Applying this more general function to stamp and stamp behaves like so:

*Main> composeState stamp stamp (Card 0)
(["You have 1 stamps","You have 2 stamps"],Card 2)

Monads are all about Composition

Avid monad spotters will by now have noticed what we've done (of course, I wouldn't expect an avid monad spotter to be reading a basic introduction to the topic like this).  We've recreated the State monad, albeit in a weird, limited and ugly form.

This is in fact, the very purpose of a monad.  Monads are all about composition.  Monads exist precisely to solve problems like this by wrapping up and "hiding" some ugly portion of the processing while allowing the "user" code to focus on the desired interactions - in this case the action of stamping cards and informing users how their rewards are stacking up.

So let's have a quick look at how we would do this in Haskell using the real State monad.
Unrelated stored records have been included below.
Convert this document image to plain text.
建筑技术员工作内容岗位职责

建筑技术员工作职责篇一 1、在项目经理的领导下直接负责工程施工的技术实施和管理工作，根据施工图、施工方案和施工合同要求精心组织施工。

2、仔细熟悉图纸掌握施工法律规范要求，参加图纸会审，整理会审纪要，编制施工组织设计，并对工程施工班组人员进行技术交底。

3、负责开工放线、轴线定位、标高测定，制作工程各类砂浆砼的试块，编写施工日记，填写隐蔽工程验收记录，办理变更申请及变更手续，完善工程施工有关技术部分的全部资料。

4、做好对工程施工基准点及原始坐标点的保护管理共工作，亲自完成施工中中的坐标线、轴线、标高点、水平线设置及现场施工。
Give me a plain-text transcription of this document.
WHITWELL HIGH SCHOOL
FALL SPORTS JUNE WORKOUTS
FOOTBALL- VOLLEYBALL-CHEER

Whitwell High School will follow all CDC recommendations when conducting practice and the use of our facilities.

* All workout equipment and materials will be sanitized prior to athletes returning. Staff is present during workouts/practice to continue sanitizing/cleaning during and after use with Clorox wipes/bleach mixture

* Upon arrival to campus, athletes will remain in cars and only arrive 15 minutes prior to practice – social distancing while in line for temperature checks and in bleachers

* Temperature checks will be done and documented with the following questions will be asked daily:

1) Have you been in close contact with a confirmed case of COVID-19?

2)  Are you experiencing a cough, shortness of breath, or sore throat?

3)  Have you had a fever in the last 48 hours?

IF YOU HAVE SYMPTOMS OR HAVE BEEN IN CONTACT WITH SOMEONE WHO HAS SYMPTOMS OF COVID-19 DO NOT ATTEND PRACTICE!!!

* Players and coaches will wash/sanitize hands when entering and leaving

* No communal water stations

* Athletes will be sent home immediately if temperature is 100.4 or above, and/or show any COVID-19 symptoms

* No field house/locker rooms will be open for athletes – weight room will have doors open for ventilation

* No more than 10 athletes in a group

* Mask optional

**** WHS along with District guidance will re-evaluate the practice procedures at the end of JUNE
stampm :: State Loyalty String
stampm = do
  card <- get
  let (msg, next) = stamp card
  put next
  return msg

*Main> evalState ((++) <$> stampm <*> stampm) (Card 0)
"You have 1 stampsYou have 2 stamps"

You are probably thinking right now, "that looks pretty complicated and what does half of it mean?"; and you'd be right.  But that's often the way with computer science solutions: for a simple example, the more general solution is more complex than a more specific solution.  The payback comes as the system grows and you are only interested in the interactions, not the plumbing.

In future episodes, we'll come back (again and again) to the topic of monads, exploring what this means, what you can do and why it all works.